I have two df
df_1
| X | X1 | X2 | X3 |
|---|---|---|---|
| A | B | C | D |
| E | E | F | G |
| H | I | J | L |
and another, df_2
| X | X4 | X5 |
|---|---|---|
| Z | Y | W |
| P | O | S |
I would like to merge both by column name and integrate the elements
| X | X1 | X2 | X3 | X4 | X5 |
|---|---|---|---|---|---|
| A | B | C | D | Y | W |
| E | E | F | G | O | S |
| H | I | J | L | NA | NA |
| Z | NA | NA | NA | NA | NA |
| P | NA | NA | NA | NA | NA |
In dplyr, you can use bind_rows and then order NAs and non-NAs:
library(dplyr)
bind_rows(df_1, df_2) |>
mutate(across(everything(), ~ .x[order(is.na(.x))]))
# X X1 X2 X3 X4 X5
#1 A B C D Y W
#2 E E F G O S
#3 H I J L <NA> <NA>
#4 Z <NA> <NA> <NA> <NA> <NA>
#5 P <NA> <NA> <NA> <NA> <NA>
With base R you can first bind rows with different columns and then move NA values to the end
mismatch_rbind <- function(a, b) {
a[setdiff(names(b), names(a))] <- NA
b[setdiff(names(a), names(b))] <- NA
rbind(a, b)
}
na_last <- function(x) {
r <- x[!is.na(x)]
length(r) <- length(x)
r
}
out <- mismatch_rbind(df_1, df_2)
out[] <- lapply(out, na_last)
out
# X X1 X2 X3 X4 X5
# 1 A B C D Y W
# 2 E E F G O S
# 3 H I J L <NA> <NA>
# 4 Z <NA> <NA> <NA> <NA> <NA>
# 5 P <NA> <NA> <NA> <NA> <NA>
Another base R solution: iterate over all column names to make a list of combined columns; pad with NAs to the same length; and coerce back to a dataframe.
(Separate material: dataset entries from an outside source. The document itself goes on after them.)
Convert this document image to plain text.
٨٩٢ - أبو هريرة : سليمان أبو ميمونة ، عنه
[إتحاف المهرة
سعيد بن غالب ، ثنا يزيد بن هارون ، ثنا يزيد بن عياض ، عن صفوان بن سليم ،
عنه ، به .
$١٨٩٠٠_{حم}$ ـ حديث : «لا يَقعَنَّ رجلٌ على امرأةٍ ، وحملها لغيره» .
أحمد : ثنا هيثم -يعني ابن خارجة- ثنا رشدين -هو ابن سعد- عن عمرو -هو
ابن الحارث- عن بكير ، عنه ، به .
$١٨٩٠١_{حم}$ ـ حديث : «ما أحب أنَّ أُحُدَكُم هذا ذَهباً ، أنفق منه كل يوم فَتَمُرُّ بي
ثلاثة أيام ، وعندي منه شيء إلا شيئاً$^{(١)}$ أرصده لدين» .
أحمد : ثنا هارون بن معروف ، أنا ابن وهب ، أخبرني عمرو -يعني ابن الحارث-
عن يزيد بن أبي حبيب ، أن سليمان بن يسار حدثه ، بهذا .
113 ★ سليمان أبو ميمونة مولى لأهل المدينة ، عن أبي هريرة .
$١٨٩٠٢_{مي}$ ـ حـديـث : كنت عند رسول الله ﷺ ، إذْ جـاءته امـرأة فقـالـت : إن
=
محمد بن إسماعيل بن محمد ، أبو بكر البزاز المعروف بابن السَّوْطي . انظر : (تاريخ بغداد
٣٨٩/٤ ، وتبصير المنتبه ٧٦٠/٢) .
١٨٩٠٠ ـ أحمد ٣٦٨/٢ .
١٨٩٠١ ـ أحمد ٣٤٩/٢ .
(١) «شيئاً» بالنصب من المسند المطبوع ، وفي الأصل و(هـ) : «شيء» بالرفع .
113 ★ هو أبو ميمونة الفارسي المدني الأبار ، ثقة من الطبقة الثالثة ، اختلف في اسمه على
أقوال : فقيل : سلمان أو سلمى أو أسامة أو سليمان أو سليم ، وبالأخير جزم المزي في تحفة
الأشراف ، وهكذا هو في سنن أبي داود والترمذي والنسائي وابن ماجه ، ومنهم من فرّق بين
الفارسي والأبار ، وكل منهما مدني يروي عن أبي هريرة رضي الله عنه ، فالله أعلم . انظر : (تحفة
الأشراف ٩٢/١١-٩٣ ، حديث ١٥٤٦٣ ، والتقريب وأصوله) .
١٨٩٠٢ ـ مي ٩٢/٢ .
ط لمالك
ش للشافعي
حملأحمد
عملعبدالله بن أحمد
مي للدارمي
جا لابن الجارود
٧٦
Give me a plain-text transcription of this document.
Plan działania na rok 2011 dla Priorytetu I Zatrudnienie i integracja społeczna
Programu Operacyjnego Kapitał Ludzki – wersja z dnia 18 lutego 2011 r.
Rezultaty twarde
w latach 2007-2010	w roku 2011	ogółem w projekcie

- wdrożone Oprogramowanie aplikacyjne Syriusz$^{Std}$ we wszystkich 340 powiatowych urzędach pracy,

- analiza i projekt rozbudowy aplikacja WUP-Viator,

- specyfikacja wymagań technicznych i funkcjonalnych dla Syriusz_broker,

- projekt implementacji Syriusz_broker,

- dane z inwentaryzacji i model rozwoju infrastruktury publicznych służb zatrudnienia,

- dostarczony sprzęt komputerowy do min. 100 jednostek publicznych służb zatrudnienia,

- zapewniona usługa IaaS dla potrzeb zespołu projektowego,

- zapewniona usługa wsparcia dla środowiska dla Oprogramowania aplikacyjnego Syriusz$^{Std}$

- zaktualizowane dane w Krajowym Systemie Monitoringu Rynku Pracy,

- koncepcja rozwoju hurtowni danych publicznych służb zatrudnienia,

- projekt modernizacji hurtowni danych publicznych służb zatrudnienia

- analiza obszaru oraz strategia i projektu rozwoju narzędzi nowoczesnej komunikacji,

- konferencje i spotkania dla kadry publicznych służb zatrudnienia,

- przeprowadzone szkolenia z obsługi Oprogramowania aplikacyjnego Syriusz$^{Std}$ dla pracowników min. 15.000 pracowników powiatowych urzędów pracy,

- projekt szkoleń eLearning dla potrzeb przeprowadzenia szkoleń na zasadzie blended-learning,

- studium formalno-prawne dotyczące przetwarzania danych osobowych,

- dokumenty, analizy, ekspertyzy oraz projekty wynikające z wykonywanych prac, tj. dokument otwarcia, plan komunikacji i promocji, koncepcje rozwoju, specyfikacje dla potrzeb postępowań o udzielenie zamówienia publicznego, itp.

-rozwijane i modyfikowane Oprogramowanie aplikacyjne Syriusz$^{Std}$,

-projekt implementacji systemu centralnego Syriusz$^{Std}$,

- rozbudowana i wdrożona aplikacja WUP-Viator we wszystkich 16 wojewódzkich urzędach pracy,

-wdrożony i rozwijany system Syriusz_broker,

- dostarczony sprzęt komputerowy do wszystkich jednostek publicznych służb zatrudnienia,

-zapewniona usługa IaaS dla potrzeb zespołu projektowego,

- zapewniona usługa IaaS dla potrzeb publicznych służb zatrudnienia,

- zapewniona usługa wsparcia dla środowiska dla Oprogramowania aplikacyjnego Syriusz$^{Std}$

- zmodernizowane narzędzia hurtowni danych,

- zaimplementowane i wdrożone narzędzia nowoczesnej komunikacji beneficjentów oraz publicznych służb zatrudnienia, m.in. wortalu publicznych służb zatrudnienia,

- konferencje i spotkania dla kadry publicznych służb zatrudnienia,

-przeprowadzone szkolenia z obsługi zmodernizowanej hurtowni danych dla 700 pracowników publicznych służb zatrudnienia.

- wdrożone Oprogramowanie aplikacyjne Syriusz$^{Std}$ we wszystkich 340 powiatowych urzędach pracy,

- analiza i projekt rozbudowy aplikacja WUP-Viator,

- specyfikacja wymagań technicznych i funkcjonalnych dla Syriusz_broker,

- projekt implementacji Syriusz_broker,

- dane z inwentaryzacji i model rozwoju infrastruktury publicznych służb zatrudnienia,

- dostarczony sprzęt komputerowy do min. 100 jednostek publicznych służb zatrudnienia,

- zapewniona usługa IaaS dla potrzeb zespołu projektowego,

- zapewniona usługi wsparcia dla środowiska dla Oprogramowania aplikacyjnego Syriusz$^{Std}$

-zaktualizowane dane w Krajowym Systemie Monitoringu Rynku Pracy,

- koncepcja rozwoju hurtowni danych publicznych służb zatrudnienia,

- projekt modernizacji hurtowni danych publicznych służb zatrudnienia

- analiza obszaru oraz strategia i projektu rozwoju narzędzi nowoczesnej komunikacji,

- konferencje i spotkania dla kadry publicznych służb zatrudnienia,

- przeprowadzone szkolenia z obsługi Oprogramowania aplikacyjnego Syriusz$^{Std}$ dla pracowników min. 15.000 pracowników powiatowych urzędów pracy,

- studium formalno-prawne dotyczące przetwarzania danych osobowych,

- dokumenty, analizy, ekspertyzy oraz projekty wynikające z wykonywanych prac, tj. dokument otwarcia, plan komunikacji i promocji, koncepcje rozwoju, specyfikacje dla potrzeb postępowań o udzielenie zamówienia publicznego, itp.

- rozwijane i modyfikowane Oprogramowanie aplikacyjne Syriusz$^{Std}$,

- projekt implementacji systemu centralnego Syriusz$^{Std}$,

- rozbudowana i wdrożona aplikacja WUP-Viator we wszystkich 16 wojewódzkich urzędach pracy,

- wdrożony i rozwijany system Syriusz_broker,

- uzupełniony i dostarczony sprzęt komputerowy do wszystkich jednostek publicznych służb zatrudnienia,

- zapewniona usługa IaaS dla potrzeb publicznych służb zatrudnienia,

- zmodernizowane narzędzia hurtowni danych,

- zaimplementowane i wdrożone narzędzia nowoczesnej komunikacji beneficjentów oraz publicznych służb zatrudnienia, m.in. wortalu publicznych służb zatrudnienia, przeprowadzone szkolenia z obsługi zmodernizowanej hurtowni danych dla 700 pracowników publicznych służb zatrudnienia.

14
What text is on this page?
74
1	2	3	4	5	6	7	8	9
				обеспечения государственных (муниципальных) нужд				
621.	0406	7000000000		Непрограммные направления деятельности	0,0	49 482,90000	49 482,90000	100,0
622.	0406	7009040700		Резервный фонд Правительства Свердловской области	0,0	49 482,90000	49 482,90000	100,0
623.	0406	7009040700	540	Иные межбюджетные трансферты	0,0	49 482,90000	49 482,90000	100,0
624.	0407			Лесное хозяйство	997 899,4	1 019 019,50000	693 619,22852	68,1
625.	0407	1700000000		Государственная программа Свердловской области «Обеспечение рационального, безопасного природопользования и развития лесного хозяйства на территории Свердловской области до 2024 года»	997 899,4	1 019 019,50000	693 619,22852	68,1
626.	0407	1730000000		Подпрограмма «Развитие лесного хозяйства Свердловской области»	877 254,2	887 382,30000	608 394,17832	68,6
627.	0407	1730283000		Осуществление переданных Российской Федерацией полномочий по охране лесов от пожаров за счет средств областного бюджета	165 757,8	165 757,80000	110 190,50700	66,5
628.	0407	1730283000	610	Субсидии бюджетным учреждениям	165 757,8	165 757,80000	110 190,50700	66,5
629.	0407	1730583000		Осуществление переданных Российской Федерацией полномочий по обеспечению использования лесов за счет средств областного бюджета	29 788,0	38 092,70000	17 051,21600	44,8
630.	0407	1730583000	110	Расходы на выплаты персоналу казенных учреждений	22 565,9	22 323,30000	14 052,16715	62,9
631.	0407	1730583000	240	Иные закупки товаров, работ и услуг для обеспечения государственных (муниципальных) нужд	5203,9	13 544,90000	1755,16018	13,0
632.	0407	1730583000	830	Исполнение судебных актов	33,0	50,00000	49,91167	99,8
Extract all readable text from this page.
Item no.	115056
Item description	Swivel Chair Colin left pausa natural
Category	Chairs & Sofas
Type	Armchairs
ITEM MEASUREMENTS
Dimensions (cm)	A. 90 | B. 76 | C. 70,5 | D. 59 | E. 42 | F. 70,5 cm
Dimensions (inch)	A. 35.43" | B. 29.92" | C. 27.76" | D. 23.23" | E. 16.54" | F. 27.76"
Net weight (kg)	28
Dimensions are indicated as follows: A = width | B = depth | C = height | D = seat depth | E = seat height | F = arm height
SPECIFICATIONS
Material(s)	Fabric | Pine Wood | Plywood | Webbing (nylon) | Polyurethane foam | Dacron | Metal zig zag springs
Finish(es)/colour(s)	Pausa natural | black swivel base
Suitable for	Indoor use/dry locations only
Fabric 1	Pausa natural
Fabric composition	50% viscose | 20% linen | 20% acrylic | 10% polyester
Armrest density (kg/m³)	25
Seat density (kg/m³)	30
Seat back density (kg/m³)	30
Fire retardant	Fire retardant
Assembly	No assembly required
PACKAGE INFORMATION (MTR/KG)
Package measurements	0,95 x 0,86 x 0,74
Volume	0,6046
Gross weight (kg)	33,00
new_cols <- union(names(df_1), names(df_2)) |>
setNames(nm = _) |>
lapply(\(x) c(df_1[[x]], df_2[[x]]))
max_len <- max(sapply(new_cols, length))
new_cols |>
lapply(\(x) {
length(x) <- max_len
x
}) |>
as.data.frame()
X X1 X2 X3 X4 X5
1 A B C D Y W
2 E E F G O S
3 H I J L <NA> <NA>
4 Z <NA> <NA> <NA> <NA> <NA>
5 P <NA> <NA> <NA> <NA> <NA>
solution in data.table
library(data.table)
setDT(df_1)
setDT(df_2)
rbindlist(list(df_1, df_2), fill = TRUE)[, lapply(.SD, \(x) na.omit(x)[1:.N])]
results
X X1 X2 X3 X4 X5
1: A B C D Y W
2: E E F G O S
3: H I J L <NA> <NA>
4: Z <NA> <NA> <NA> <NA> <NA>
5: P <NA> <NA> <NA> <NA> <NA>